Discusses the need for supplements while dieting
Normally, our natural diet provides everything we need, calories, vitamins, minerals, amino acids and fatty acids. The body maintains some reserve of each and can endure some period when one or more elements are lacking with no apparent stress. To some degree, our appetites even select from among available foodstuffs for what is currently needed.
Though no stress may be apparent from temporary malnutrition, there may in fact be some. In a worst-case scenario, if that nutritional stress results in misfolding a protein, the result may be the initiation of a misfolding cascade that only shows up decades later as a neurodegenerative disease.
When we overrule our appetites and impose an artificial diet, we run some slight risk of a nutritional deficit, not in the bulk items, calories and amino acids, but in the micronutrient vitamins, minerals and essential fatty acids. Taking supplements during a diet is a simple and cheap way to guarantee against such a deficit.
Also as discussed earlier, there are items in industrial diets that are near the border-line of insufficiency that need some attention. If you are at particular risk of a neurological disease, you might be more concerned about sustaining optimal levels of micronutrients rather than merely meeting minimal levels.

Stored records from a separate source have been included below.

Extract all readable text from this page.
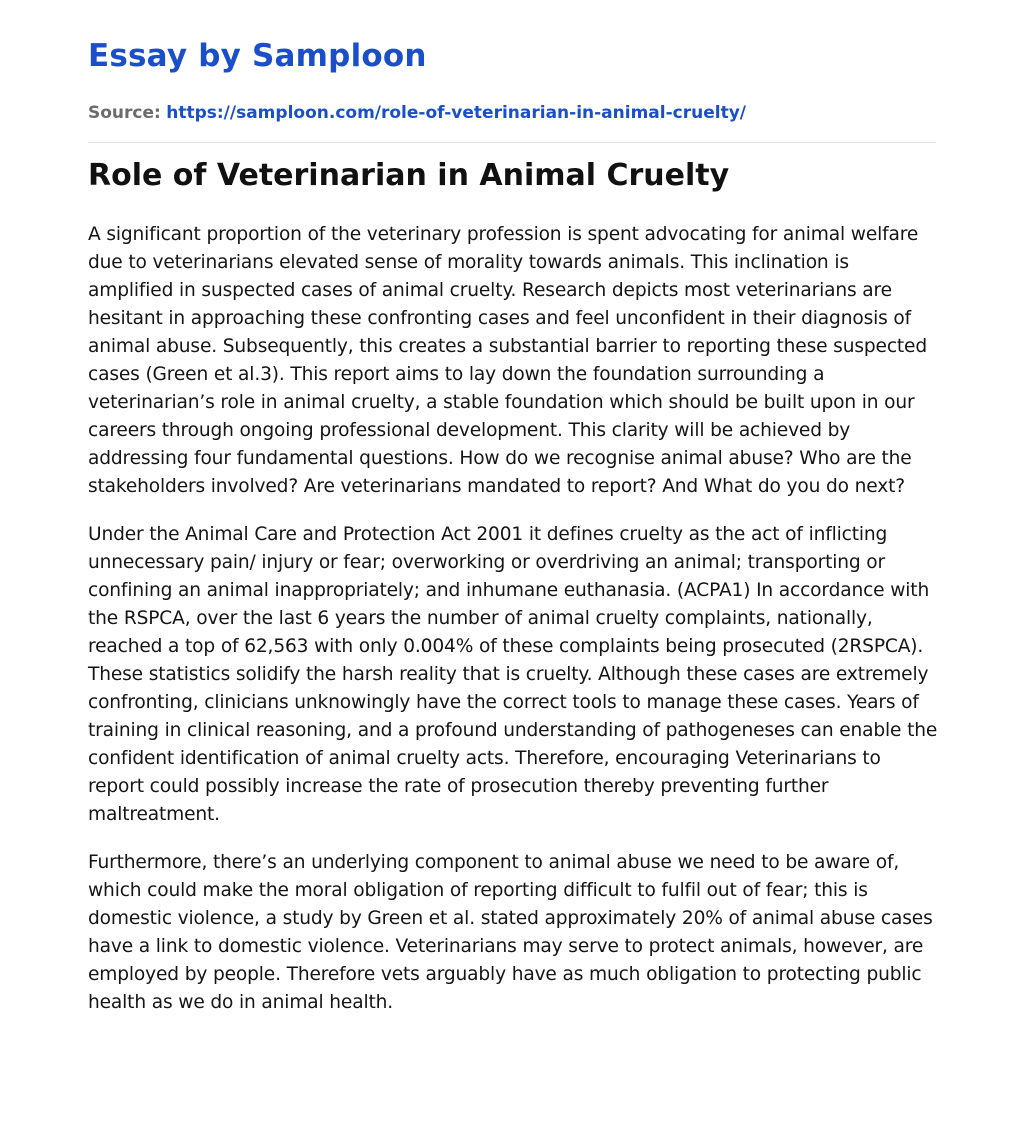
Essay by Samploon
Source: https://samploon.com/role-of-veterinarian-in-animal-cruelty/
Role of Veterinarian in Animal Cruelty

A significant proportion of the veterinary profession is spent advocating for animal welfare due to veterinarians elevated sense of morality towards animals. This inclination is amplified in suspected cases of animal cruelty. Research depicts most veterinarians are hesitant in approaching these confronting cases and feel unconfident in their diagnosis of animal abuse. Subsequently, this creates a substantial barrier to reporting these suspected cases (Green et al.3). This report aims to lay down the foundation surrounding a veterinarian’s role in animal cruelty, a stable foundation which should be built upon in our careers through ongoing professional development. This clarity will be achieved by addressing four fundamental questions. How do we recognise animal abuse? Who are the stakeholders involved? Are veterinarians mandated to report? And What do you do next?

Under the Animal Care and Protection Act 2001 it defines cruelty as the act of inflicting unnecessary pain/ injury or fear; overworking or overdriving an animal; transporting or confining an animal inappropriately; and inhumane euthanasia. (ACPA1) In accordance with the RSPCA, over the last 6 years the number of animal cruelty complaints, nationally, reached a top of 62,563 with only 0.004% of these complaints being prosecuted (2RSPCA). These statistics solidify the harsh reality that is cruelty. Although these cases are extremely confronting, clinicians unknowingly have the correct tools to manage these cases. Years of training in clinical reasoning, and a profound understanding of pathogeneses can enable the confident identification of animal cruelty acts. Therefore, encouraging Veterinarians to report could possibly increase the rate of prosecution thereby preventing further maltreatment.

Furthermore, there’s an underlying component to animal abuse we need to be aware of, which could make the moral obligation of reporting difficult to fulfil out of fear; this is domestic violence, a study by Green et al. stated approximately 20% of animal abuse cases have a link to domestic violence. Veterinarians may serve to protect animals, however, are employed by people. Therefore vets arguably have as much obligation to protecting public health as we do in animal health.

My recommendation, from an insurance perspective only, is to take an inexpensive full-range multi-vitamin and mineral supplement while on the protein cycling diet. I would also supplement Vitamins C, D and E separately for anti-oxidant support. Also I would add omega-3 fatty acids to the list. If you are at particular risk of a neurological disease, you might add other anti-oxidants such as melatonin, lipoic acid, taurine, etc.